It used to be that if somebody did a poor job but didn’t want to fix it, he’d shrug and say, “Well, that’s good enough for government work.” But these days, that’s the problem. Too much of our work is government work. In everything from housing to high finance, the hand of government is pulling the strings.
“Over 29 years in business, we’ve always thought of ourselves as being in the free-enterprise system,” Peter Lansing, president of a Colorado mortgage firm, recently told The Wall Street Journal. “Today I think of myself as a government contractor.”
And indeed he is. Lansing says some 80 percent of the loans his company handles are now backed by the Federal Housing Administration. That number was 20 percent a few years ago.
Nationwide, the Journal reports, the FHA backs a quarter of all loans, up from 2.7 percent in 2006. Apparently, federal involvement in the mortgage markets worked out so well with Fannie Mae and Freddie Mac that Uncle Sam is giving it a third shot.

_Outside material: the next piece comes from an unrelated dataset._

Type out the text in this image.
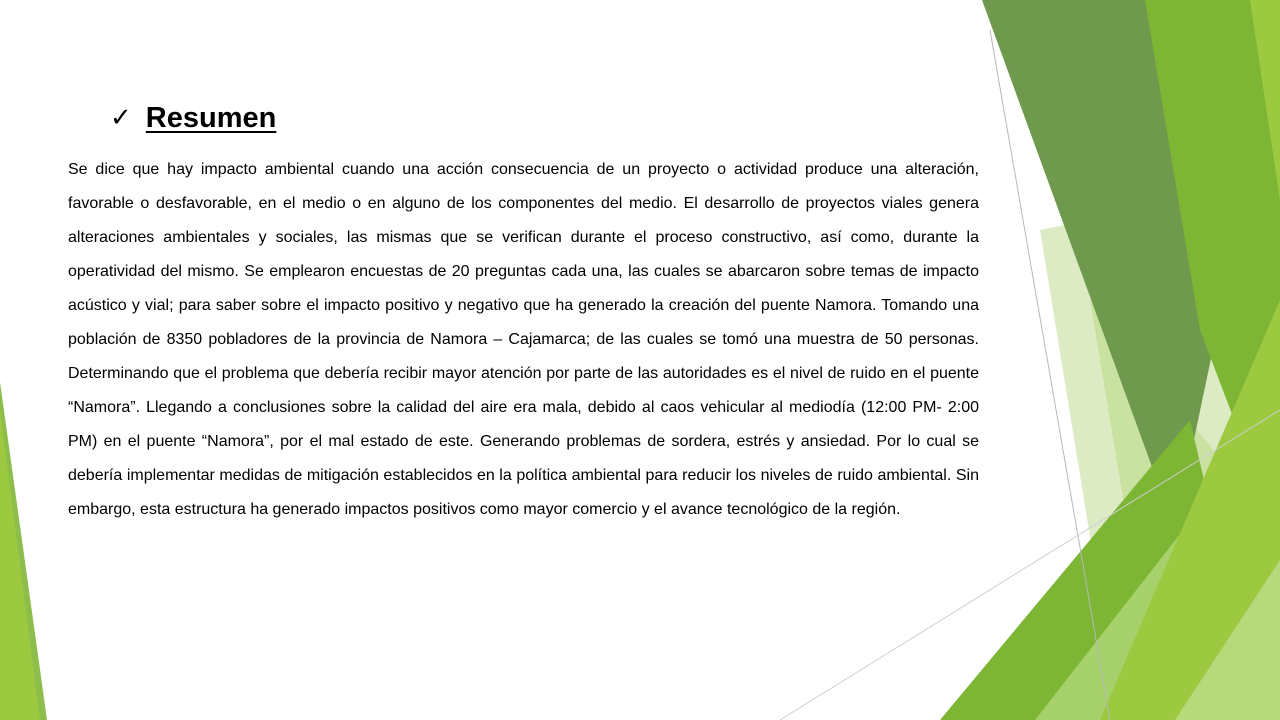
✓ Resumen

Se dice que hay impacto ambiental cuando una acción consecuencia de un proyecto o actividad produce una alteración, favorable o desfavorable, en el medio o en alguno de los componentes del medio. El desarrollo de proyectos viales genera alteraciones ambientales y sociales, las mismas que se verifican durante el proceso constructivo, así como, durante la operatividad del mismo. Se emplearon encuestas de 20 preguntas cada una, las cuales se abarcaron sobre temas de impacto acústico y vial; para saber sobre el impacto positivo y negativo que ha generado la creación del puente Namora. Tomando una población de 8350 pobladores de la provincia de Namora – Cajamarca; de las cuales se tomó una muestra de 50 personas. Determinando que el problema que debería recibir mayor atención por parte de las autoridades es el nivel de ruido en el puente “Namora”. Llegando a conclusiones sobre la calidad del aire era mala, debido al caos vehicular al mediodía (12:00 PM- 2:00 PM) en el puente “Namora”, por el mal estado de este. Generando problemas de sordera, estrés y ansiedad. Por lo cual se debería implementar medidas de mitigación establecidos en la política ambiental para reducir los niveles de ruido ambiental. Sin embargo, esta estructura ha generado impactos positivos como mayor comercio y el avance tecnológico de la región.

Who’s surprised that things look bleak?
The Mortgage Bankers Association reports that almost 8 percent of FHA loans were 90 days (or more) late or in foreclosure at the end of the second quarter. Just a year ago, that number was 5.4 percent. “They’re probably going to need a bailout at some point because they’re making loans in a riskier environment,” mortgage-industry consultant Edward Pinto told the Journal. As a former chief credit officer at Fannie Mae, he’s seen this film before, and adds, “I’ve never seen an entity successfully outrun a situation like this.”
Thus when it comes to housing, taxpayers may soon be saying, “Fool me twice, shame on me. Fool me a third time, get ready for another federal bailout.”
Of course, it’s not just the housing market that’s in Washington’s hip pocket. So is high finance.
“The Treasury and the Federal Reserve are embroiled in everything from credit cards and home loans to auto manufacturing, from overseeing executive pay to shaping boards of directors,” a front-page story in The Washington Post reported on Sept. 13.“In the old days, Washington was refereeing from the sideline,” Mohamed el-Erian, chief executive officer of Pimco, the world’s largest bond fund, told the paper. “In the new world we’re going toward, not only is Washington refereeing from the field, but it is also in some respects a player as well.”
And businesses are finding that Washington has an advantage: It doesn’t necessarily have to play by the same rules everybody else does.
In the September issue of The Atlantic, William Cohan explains how Bank of America came to purchase Merrill Lynch last year for $50 billion in stock. The story, as Cohan describes it, “raises serious questions about the sanctity of legal contracts in post-crash America, and about the fast-evolving relationship between American government and industry.”
Apparently, Bank of America executives quickly realized they’d vastly overpaid for Merrill, which was facing staggering losses that would end up on the bank’s books. This lead the management team to consider invoking a material adverse-change clause in the contract. Doing so would have exposed BoA to lawsuits from Merrill shareholders, but would have protected the bank’s shareholders from Merrill’s toxic assets.
First, though, BoA’s CEO Ken Lewis decided to check with then-Treasury Secretary Hank Paulson. “We’re very supportive of Bank of America and we want to be of help, but the government does not feel it’s in your best interest for you to call a MAC,” Lewis says Paulson told him on Dec. 21, less that two weeks before the deal would be finalized. In fact, Paulson added, “We would remove the board and management” if Lewis tried to pull the plug.
The Atlantic author spoke to Mark Sunshine, president of international commercial lender First Capital. Sunshine admits he would have gone along with the government, too. But what choice would he have had?
This whole tale “also sounds an awful lot like what happens in a banana republic or in Putin’s Russia, when the captains of industry did favors for the government in exchange for economic subsidies,” Sunshine adds. “How do you stop from going down the slippery slope and becoming like Putin’s Russia?”
In the weeks ahead, liberal politicians are going to insist our government can “compete” in the health insurance market and “bring costs down” while “improving service.” But the government doesn’t compete. It compels.
If we’re foolish enough to allow socialized health care, the system we’re left with will be barely “good enough for government work.”